“I thought you were looking another way,” commented the little fellow. “That was Hans, all right.’
“But why does he remain inactive? He knows there is something doing down here, else he would not have shown the signal of warning. He ought to be out of that window by this time.”
“This is a country of hard knots,” laughed Jimmie. “They may have tied up his fat little trotters.”
In spite of the serious situation, Ned laughed.
“The tying up in this case makes it seem like a cheap drama on the lower East Side in New York,” he said.
“I think I might get up to that window,” Jimmie suggested.
“How?” asked Ned.
“By the lower window frames an’ castings. If you’ll manage to keep the Chinks off me I’ll try.”
“It is worth trying,” Ned mused.
The other windows opening on the court were now closed. The sleepy natives, possibly doped with opium, had wearied of watching the figures in the rear room of the telegraph office and tumbled back into bed, or back on such miserable heaps of dirty matings as they chose to call beds.
The sounds of conflict had already died out in the front office, and another visit from the evil-faced detective was momentarily expected, so Jimmie was urged to make the proposed attempt to reach Hans at once.
He passed out of the window, crossed the beaten earth floor of the court, and began to climb. Ned was pleased to see that he had little difficulty in ascending to the window. Once there he heard him rap on the pane. There was a pause, and then the boy pushed up the sash and clambered inside.
Ned was glad to see that the boy had the good judgment to draw the sash down, as soon as he was in the room. What he would discover there the watcher had no idea.
He might find Hans there under guard. He might discover, when it was too late, that the German had been, unwillingly, used as a decoy by cunning natives into whose hands he might have fallen.
Still, there were the signals!
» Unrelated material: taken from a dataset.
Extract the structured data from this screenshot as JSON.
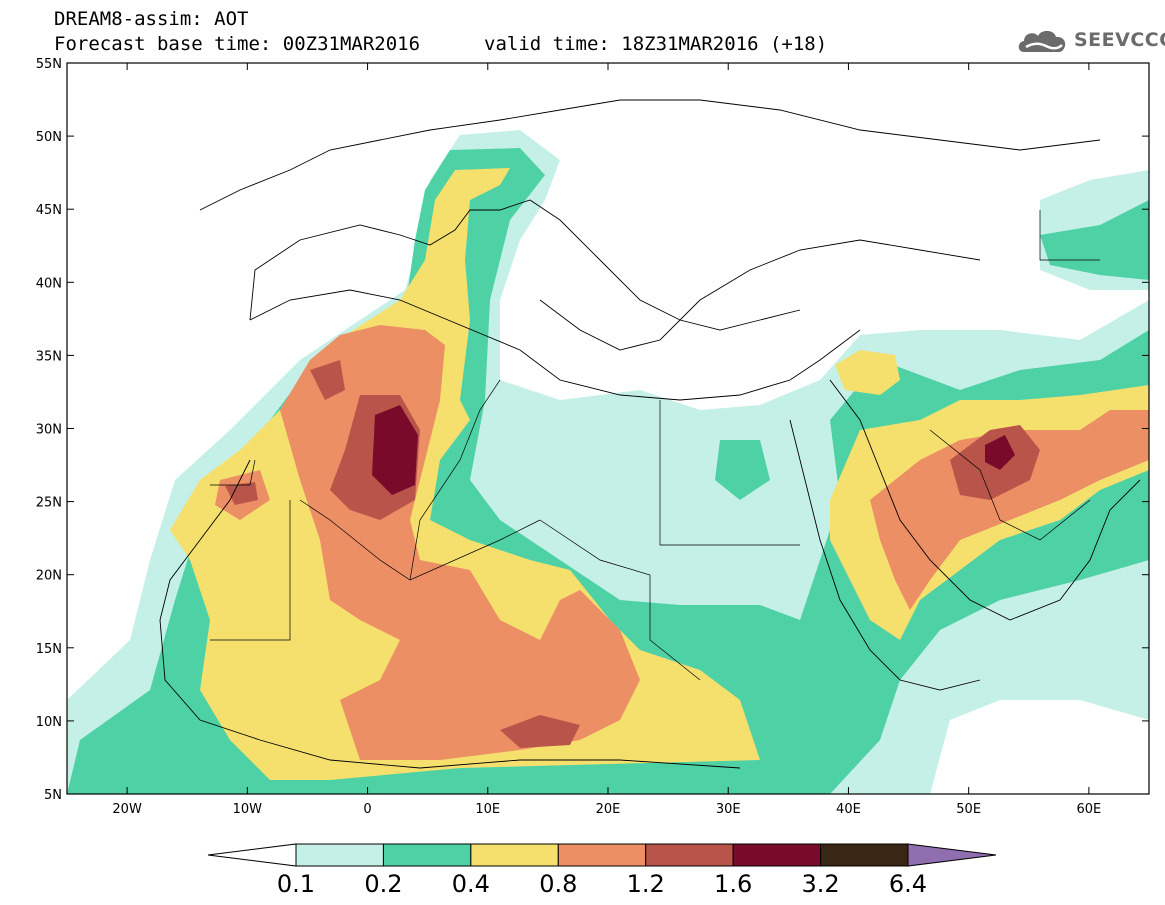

The natives could not have known of the Boy Scout system of warnings, and Hans would certainly have volunteered nothing in the way of allurement.
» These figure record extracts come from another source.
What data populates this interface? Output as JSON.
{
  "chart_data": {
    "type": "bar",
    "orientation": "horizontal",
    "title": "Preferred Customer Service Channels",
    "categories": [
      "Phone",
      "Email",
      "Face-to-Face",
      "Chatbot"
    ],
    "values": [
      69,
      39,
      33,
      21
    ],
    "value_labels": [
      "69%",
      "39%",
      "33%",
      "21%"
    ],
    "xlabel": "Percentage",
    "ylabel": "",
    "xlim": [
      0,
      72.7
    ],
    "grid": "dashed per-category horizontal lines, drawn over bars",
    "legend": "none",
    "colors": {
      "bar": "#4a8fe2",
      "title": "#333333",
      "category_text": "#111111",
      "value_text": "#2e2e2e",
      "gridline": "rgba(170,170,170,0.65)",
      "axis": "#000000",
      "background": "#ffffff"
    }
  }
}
He watched the window for what seemed to him to be a very long time. The pane remained dark.
“If the lad finds the situation favorable,” Ned thought, “he may not return here at all. I should have instructed him to leave the room by the main stairway, if possible, and return to the marines. It would look comfortable, just now, to see that file of bluecoats marching into the telegraph office.”
However, there was now no help for the omission, and Ned waited with varying emotions for some sign from the window. None came, but presently the door of the rear room was opened and the detective blustered in.
“Where is the other prisoner?” he demanded, looking keenly about the room. “He was here not long ago. Where is he?”